I am donning my industrial grade ear protectors as I post this. You’ve seen this watch before. I offered this watch for sale about 40 years ago, and thankfully, nobody took me up on it. I happened upon this 60s vintage, Gruen manual wind day/date in a dusty box. I’d forgotten all about it. Dull finish on the case, a crystal you could hardly see through. Ratty bracelet. I thought, “why not”? I took it to my shop and went through it, fitted a new crown, crystal, and an age appropriate gold filled expansion bracelet. I have worn it continually for about six weeks. After a minor regulation, I set it to the second by my iPad. That was about one month ago. Since then I have not reset it or forgotten to wind it. As of now, it is six seconds slow! It has not been more than 6 seconds slow or fast it the last month. “So what”, say you.
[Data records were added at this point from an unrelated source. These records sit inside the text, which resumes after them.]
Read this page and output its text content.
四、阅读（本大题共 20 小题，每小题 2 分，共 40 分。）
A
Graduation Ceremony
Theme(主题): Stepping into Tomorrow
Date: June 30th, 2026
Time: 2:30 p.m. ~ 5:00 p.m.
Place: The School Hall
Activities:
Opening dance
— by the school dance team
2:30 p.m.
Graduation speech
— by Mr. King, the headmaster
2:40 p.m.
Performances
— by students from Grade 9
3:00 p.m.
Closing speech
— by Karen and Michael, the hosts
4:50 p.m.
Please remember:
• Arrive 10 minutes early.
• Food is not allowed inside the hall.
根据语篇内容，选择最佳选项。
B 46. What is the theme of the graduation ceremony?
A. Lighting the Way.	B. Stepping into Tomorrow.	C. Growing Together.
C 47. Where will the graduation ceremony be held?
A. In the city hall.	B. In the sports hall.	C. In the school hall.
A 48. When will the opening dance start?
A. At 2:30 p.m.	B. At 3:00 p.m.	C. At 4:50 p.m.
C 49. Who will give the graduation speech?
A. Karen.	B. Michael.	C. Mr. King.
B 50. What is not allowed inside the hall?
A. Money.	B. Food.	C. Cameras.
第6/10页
On my timing machine, it varies from about +5 seconds per day in one position, to - 16 seconds per day in its worst position. Many of you with timing machines would reject a watch with a very average rate like this. But on the wrist? I find it hard to believe how accurate it is.
A full day's yard work requires a proper beater -- ETA 2824 powered ref. 9937 -- and a proper reward at day's end....
Wabi sabi diver. I'm learning to be appreciative of what I have and remembering that *good enough* is OK.